The legislation allowed Arkansas to begin storing and researching blood cells harvested from umbilical cords following the birth of healthy children. It also included an initiative to set up a statewide cord blood banking network, which aids in collecting and transporting donations and is housed at the University of Arkansas for Medical Sciences (UAMS).

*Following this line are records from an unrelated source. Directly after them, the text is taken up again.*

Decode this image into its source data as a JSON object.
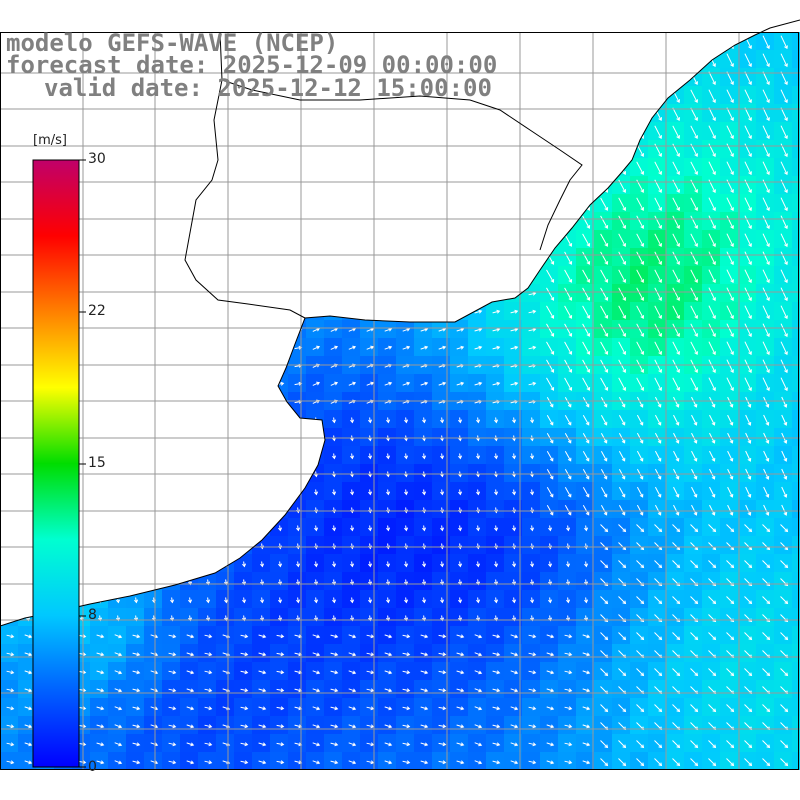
{
  "header": {
    "model": "modelo GEFS-WAVE (NCEP)",
    "forecast": "forecast date: 2025-12-09 00:00:00",
    "valid": "valid date: 2025-12-12 15:00:00"
  },
  "colorbar": {
    "unit": "[m/s]",
    "ticks": [
      {
        "value": 30,
        "label": "30"
      },
      {
        "value": 22,
        "label": "22"
      },
      {
        "value": 15,
        "label": "15"
      },
      {
        "value": 8,
        "label": "8"
      },
      {
        "value": 0,
        "label": "0"
      }
    ],
    "min": 0,
    "max": 30,
    "stops": [
      "#0000ff",
      "#0060ff",
      "#00c8ff",
      "#00ffd0",
      "#00dd00",
      "#ffff00",
      "#ff8000",
      "#ff0000",
      "#c0006a"
    ]
  },
  "colors": {
    "land": "#ffffff",
    "grid": "#999999",
    "coast": "#000000",
    "arrow": "#ffffff"
  }
}
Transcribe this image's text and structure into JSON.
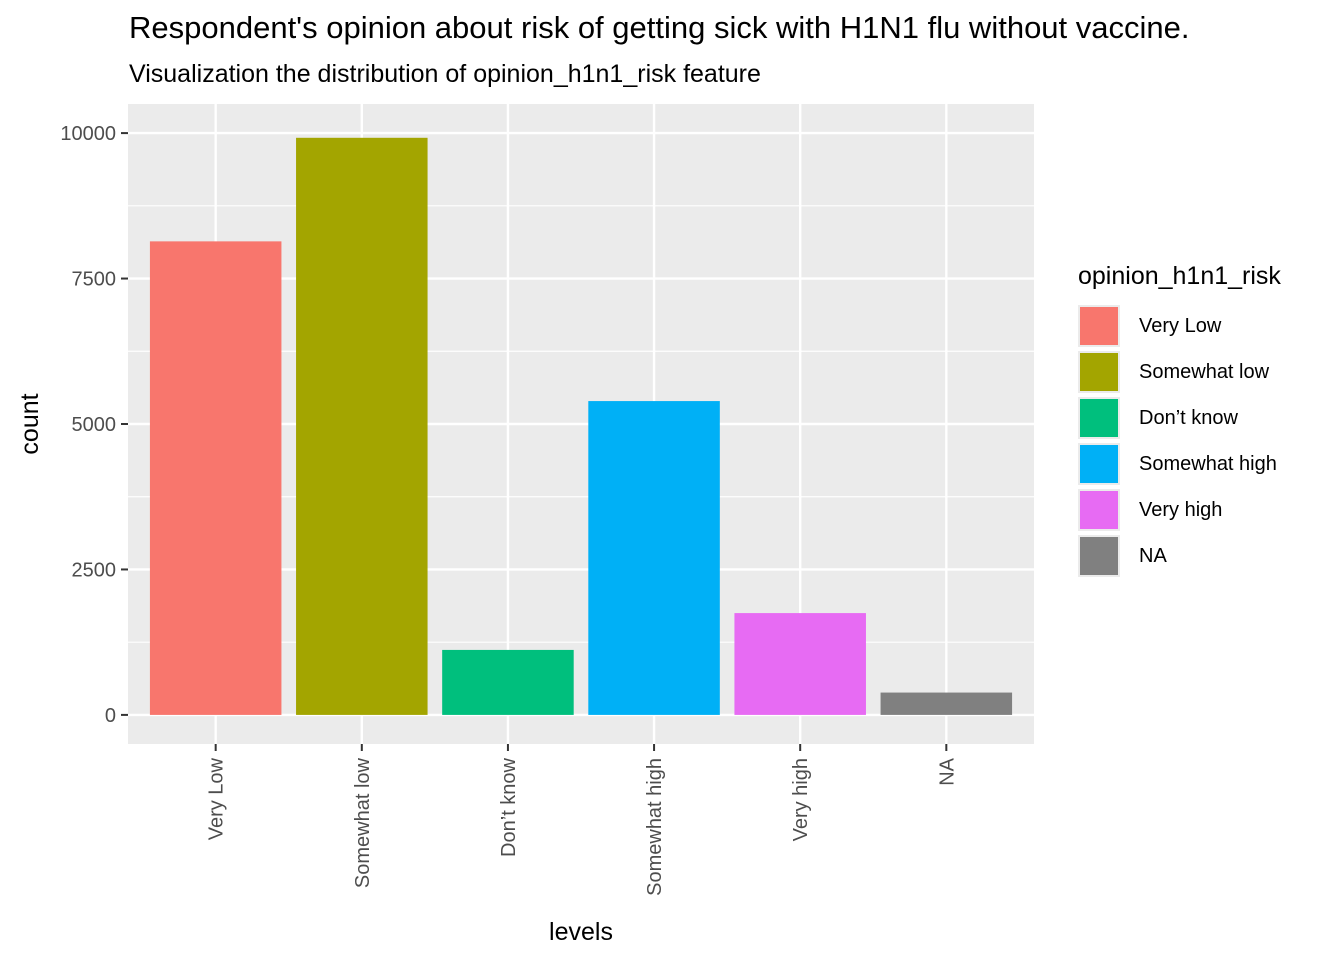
{
  "chart_data": {
    "type": "bar",
    "title": "Respondent's opinion about risk of getting sick with H1N1 flu without vaccine.",
    "subtitle": "Visualization the distribution of opinion_h1n1_risk feature",
    "xlabel": "levels",
    "ylabel": "count",
    "categories": [
      "Very Low",
      "Somewhat low",
      "Don’t know",
      "Somewhat high",
      "Very high",
      "NA"
    ],
    "values": [
      8139,
      9919,
      1117,
      5394,
      1750,
      384
    ],
    "colors": [
      "#F8766D",
      "#A3A500",
      "#00BF7D",
      "#00B0F6",
      "#E76BF3",
      "#808080"
    ],
    "ylim": [
      -500,
      10500
    ],
    "yticks": [
      0,
      2500,
      5000,
      7500,
      10000
    ],
    "ytick_labels": [
      "0",
      "2500",
      "5000",
      "7500",
      "10000"
    ],
    "grid": true,
    "legend": {
      "title": "opinion_h1n1_risk",
      "placement": "right",
      "items": [
        "Very Low",
        "Somewhat low",
        "Don’t know",
        "Somewhat high",
        "Very high",
        "NA"
      ]
    }
  }
}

“UAMS has one of the largest adult blood cell transplant centers in the country,” said Beebe, a longtime supporter of the Cord Blood Bank of Arkansas. “Arkansans are now in an elite, active network being looked upon nationally as a state model for promoting the use of umbilical cord blood cells. I am proud to say that. It’s an amazing accomplishment.”

Last year’s opening of the Cord Blood Bank of Arkansas at UAMS ensured that Arkansans statewide have the opportunity to donate cord blood cells for their family’s use, public use or for research purposes. Cord blood cells can be quickly, safely and painlessly collected from umbilical cords following the birth of healthy children. The umbilical cord, placenta and amniotic fluid, all typically discarded after birth, are rich in primitive cells that can be collected without destroying embryos. Umbilical cord blood has already aided in finding treatment for aplastic anemia, leukemia, lymphoma, lupus, thalassemia, sickle cell disease, spinal cord injury and Crohn’s disease, while research is still ongoing to find treatment for corneal degeneration, heart disease, stroke, multiple sclerosis, rheumatoid arthritis, Parkinson’s disease and Alzheimer’s disease.

The cord blood bank aims to join the National Marrow Donor Program (NMDP) and linked into its database, allowing UAMS to match donations with potential transplant patients worldwide.

“With further research and the operation of this efficient cord blood banking system, more than 100 million Americans and 2 billion people worldwide could potentially be treated or cured of diseases,” said Fox, a professor of pathology and director of Cell Therapy and Transfusion at UAMS and medical director of the cord blood bank. “Without the foresight to recognize the benefits of this effort and the potential it holds for Arkansans, we never could have come this far. We thank both Senator Keys and Representative Woods for the leadership and vision for choosing to invest in life.”